Bernie Cho is a music executive with more than 21 years of culture creation in the Asian music, television, and pop culture industries. As President of DFSB Kollective, a Seoul-based independent artist and label services agency that specializes in providing digital media, marketing, and distribution solutions to 600+ Korean Pop music artists, DFSB collaborates with artists and their management to devise customized strategies that directly connect them to their local and global fans. Since 2009, the agency has successfully produced numerous K-Pop concerts and showcases around the world, in addition to securing No. 1 chart debuts for various K-Pop albums in North America, Asia-Pacific, and Europe.
As one of the first and foremost K-Pop music exporters, DFSB Kollective and its artists have been featured speakers and/or performers at top international music industry events including CMJ, CMW, SXSW, Coachella, The Great Escape, Glastonbury, Summer Sonic, Music Matters, MusicBiz, and MIDEM. Bernie himself has been involved with the startup of six TV channels, two concert series, and one film festival.
A true executive all-rounder, Bernie served as the Head of MTV Korea’s Digital Media Production team and worked for nearly two decades in the Korean music and TV industries as a Creative Planner, Program Producer, and Show Host. He earned a Bachelor’s degree from Dartmouth College in Government/Asian Studies, attended the UCLA Executive Entertainment & Media Program, and graduated from the Foundation Film Program at Vancouver Film School.
Though Bernie has no relation to Chartmetric’s CEO Sung Cho, Bernie is an Advisor for several US and Korean music tech startups, including Chartmetric.

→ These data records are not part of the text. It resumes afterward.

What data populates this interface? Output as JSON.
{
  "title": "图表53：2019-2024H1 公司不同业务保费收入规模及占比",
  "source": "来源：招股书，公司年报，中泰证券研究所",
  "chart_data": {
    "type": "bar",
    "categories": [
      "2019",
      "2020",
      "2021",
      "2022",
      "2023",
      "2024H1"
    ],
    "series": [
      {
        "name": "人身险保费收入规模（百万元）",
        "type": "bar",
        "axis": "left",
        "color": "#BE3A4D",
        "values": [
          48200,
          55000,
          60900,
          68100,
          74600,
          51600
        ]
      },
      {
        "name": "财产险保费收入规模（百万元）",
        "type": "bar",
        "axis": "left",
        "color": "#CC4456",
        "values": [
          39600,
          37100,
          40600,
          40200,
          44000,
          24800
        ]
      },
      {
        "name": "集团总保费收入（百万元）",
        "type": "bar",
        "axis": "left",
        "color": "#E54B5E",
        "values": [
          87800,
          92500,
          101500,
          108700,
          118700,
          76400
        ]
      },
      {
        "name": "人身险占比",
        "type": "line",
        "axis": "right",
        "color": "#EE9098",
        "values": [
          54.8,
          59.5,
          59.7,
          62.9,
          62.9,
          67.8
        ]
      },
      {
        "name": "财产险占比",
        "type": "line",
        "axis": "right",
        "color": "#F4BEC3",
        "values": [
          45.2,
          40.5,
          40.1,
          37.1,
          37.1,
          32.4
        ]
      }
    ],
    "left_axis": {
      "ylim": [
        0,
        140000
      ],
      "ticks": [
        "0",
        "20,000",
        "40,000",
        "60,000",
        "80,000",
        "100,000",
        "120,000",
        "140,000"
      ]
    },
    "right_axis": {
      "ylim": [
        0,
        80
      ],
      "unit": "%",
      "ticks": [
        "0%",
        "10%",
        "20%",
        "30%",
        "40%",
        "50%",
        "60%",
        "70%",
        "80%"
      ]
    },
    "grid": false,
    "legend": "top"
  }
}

On the "full-stack business model" the Korean music agencies have and how similar it is to the computer technology sector:
"For those of you who are tech heads ... the most desired person that you want to hire in a tech company is the full stack developer ... and what that means is somebody who knows all the different parts of the development chain from concept to completion ... and they're a one-stop-shop ... and the full stack business model ... carries over into the K-Pop business culture because these Korean music companies ... they're a music label, they're a talent management company, and they're essentially a talent agency as well. So these are three different disciplines in the Western music markets."
Cho goes into the industry style's origin story, which is also endemic in other regions like Latin America:
"Many of the major labels ... really up until recently, were more concerned and interested in having Western acts succeed in Asia. The idea of Asian acts succeeding in the West was not really on their agenda, on their radar, or on their roadmap ... and so for a lot of Korean and Asian executives, there were [also] no [international] talent agencies to look to and lean on ... and so these Korean music management companies evolved into becoming the record label and becoming the talent agency."
For many Westerners, sizing the K-Pop industry is a hard thing to wrap one's head around, but Cho elaborates:
"People want to know how big the K-Pop industry is — it's huge.... If we look at the top Korean music companies — SM Entertainment, Big Hit Entertainment, JYP Entertainment, and YG Entertainment — each of these companies make more money annually than the top urban music label in the US, the top Latin music label in the US, and the top country music label in the US.... These top four Korean music companies generate more revenue than the music markets of all the countries in Southeast Asia, South Asia, and East Asia (with the exception of Japan and China), so the fact that individual companies generate more money than individual music markets speaks volumes."
In evidence of Chartmetric's concept of global "trigger cities" helping artists go viral outside of the traditional Western gate-keeping cities via streaming apps:
"You guys coined the phrase “trigger cities”.... We see this in our monthly royalty accounting reports and we get this confirmed by digital agencies who work with TikTok influencers. Cities that most people would not even think of as being sort of the ground zeroes and the hotbeds of what will make a song go viral not just locally or regionally but more importantly globally. And those cities include those in the Philippines, Indonesia, and of all places Mexico City.... When you look at analytics ... the reality is ... 90 percent of the YouTube views for K-Pop music videos are from outside of Korea.... We get royalty checks from Africa, the Middle East, Russia."
Having said that, Cho's experience reveals how E-sports and gaming constitutes a business that dwarfs even K-Pop:
"As big as K-Pop is, E-sports ... is even bigger. Of all the Korean pop culture exports, video games is actually number one.... It's basically 7.5 times bigger than music, TV, and movie exports combined. E-sports and video games are hands down the number one export of Korea.... I worked at MTV ages ago, and it was embarrassing that these Pro E-sports League channels were crushing MTV in the ratings."
Besides the obvious influence of short-form video platforms like TikTok and Triller, Cho also cites YouTube dance studio channels like Seoul's 1Million Dance Studio as major influencers that K-Pop fans flock to for the best choreography:
"1million dance studio is known to be the go-to choreographers for a lot of K-Pop artists.... [They are the] Platinum standard when it comes to K-Pop dance moves that a lot of kids are always looking to copy.... Those videos go viral.... they rack up not just millions ... hundreds of millions of views.... They've got more juice than DJs and VJs and TV producers in terms of breaking songs."